Item 5.02. Compensatory Arrangements of Certain Officers.

On October 31, 2016, the compensation committee (the “Committee”) of the board of directors of Imperva approved discretionary bonuses for the quarter ended September 30, 2016 for all executive officers eligible to participate in the Imperva Senior Management Bonus Plan for 2016 (the “2016 Bonus Plan”) other than Imperva’s Chief Executive Officer, who did not receive a bonus. The discretionary bonuses were in an amount equal to 30% of each executive officer’s target quarterly bonus amount under the 2016 Bonus Plan. None of the executive officers otherwise received a bonus under the 2016 Bonus Plan. The bonus amounts approved for each named executive officer are set forth in the table below.

 

Named Executive Officer

   Third Quarter
Discretionary
Bonus
 

Anthony Bettencourt, President and Chief Executive Officer

   $ 0   

Mark Kraynak, SVP and GM of Enterprise Solutions

   $ 11,250   

Sunil Nagdev, SVP, WW Services and Support

   $ 9,938   

Terrence Schmid, Chief Financial Officer

   $ 13,950   

Amichai Shulman, Chief Technology Officer

   $ 7,234

 

* Mr. Shulman is paid in Israeli shekels. This amount has been converted to U.S. dollars using an average exchange rate from the last 12 months of US$1.00 to ILS 3.85.
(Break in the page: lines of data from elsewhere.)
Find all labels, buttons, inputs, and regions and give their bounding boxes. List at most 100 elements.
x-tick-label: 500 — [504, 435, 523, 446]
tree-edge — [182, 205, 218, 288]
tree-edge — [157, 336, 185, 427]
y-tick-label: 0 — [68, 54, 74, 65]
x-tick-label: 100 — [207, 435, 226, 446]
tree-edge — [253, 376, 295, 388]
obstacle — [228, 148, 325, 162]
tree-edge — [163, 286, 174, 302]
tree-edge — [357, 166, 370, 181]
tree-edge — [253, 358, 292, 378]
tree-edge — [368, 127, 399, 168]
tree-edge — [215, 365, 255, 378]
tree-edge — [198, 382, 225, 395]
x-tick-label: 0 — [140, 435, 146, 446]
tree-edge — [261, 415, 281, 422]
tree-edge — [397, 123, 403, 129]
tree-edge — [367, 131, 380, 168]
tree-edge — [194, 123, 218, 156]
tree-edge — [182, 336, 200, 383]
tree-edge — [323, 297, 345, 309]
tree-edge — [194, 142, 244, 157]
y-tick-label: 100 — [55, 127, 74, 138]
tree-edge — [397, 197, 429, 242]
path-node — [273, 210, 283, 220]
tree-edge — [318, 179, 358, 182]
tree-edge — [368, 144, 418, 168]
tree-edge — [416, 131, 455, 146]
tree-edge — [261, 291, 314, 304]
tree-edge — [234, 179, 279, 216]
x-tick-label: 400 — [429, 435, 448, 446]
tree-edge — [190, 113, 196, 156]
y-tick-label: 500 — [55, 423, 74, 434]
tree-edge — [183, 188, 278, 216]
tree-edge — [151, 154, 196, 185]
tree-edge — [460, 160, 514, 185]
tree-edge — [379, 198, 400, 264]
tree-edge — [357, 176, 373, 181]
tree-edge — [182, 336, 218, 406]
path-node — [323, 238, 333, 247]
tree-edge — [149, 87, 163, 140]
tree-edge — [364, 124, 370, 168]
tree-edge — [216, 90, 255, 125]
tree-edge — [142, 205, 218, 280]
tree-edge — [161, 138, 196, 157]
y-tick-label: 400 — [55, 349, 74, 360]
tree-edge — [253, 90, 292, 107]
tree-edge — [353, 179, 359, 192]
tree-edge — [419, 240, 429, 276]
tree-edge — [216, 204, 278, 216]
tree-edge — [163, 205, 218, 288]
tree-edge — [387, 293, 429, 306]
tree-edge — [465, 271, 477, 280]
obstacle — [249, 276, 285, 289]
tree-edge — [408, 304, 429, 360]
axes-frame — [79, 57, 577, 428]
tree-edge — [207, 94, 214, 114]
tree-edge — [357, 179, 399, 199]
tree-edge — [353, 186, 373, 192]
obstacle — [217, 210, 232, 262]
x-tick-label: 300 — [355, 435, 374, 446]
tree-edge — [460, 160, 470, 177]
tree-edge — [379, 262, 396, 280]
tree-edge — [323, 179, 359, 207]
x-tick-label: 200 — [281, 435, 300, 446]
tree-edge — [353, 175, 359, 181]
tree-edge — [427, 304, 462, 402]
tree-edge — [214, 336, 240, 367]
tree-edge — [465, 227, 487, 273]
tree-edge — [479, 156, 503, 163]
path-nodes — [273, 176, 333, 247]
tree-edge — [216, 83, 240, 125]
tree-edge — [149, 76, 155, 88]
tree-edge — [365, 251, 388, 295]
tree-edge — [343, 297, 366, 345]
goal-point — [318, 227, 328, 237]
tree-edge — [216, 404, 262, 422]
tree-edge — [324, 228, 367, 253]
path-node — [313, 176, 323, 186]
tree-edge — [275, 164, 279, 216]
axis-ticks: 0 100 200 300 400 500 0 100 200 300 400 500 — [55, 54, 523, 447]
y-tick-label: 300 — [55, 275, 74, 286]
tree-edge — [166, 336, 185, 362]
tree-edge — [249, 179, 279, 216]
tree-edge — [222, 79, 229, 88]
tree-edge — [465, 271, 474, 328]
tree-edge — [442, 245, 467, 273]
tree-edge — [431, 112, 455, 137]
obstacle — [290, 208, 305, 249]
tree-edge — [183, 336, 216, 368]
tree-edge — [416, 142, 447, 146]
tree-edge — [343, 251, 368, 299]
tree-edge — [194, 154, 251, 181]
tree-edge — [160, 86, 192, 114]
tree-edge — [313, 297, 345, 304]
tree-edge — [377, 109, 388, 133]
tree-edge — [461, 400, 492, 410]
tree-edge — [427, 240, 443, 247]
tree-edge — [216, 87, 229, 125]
As previously disclosed in the Current Report on Form 8-K filed on February 3, 2016, bonuses under the 2016 Bonus Plan are tied to achievement of quarterly revenue targets that were approved by the Committee on February 1, 2016. Although the Company did not achieve the threshold revenue target for the quarter ended September 30, 2016 under the 2016 Bonus Plan, the Committee determined to award a discretionary bonus to recognize the executive officers’ efforts in achieving actual revenue for the quarter ended September 30, 2016 that exceeded the revenue forecast provided by the Company on August 4, 2016, their efforts in connection with the previously unplanned comprehensive review of strategic alternatives that was concluded October 31, 2016, and in consideration of the fact that no bonus had been awarded for the quarter ended June 30, 2016.


Item 9.01. Financial Statements and Exhibits.

 

  (d) Exhibits.

 

Exhibit
Number

  

Description

99.1    Press release issued by Imperva, Inc., dated November 3, 2016.


SIGNATURES

Pursuant to the requirements of the Securities Exchange Act of 1934, the Registrant has duly caused this report to be signed on its behalf by the undersigned thereunto duly authorized.

 

  IMPERVA, INC.
Date: November 3, 2016   By:  

/s/ Terrence J. Schmid

    Terrence J. Schmid
    Chief Financial Officer


EXHIBIT INDEX

 

Exhibit

Number

  

Description

99.1    Press release issued by Imperva, Inc., dated November 3, 2016.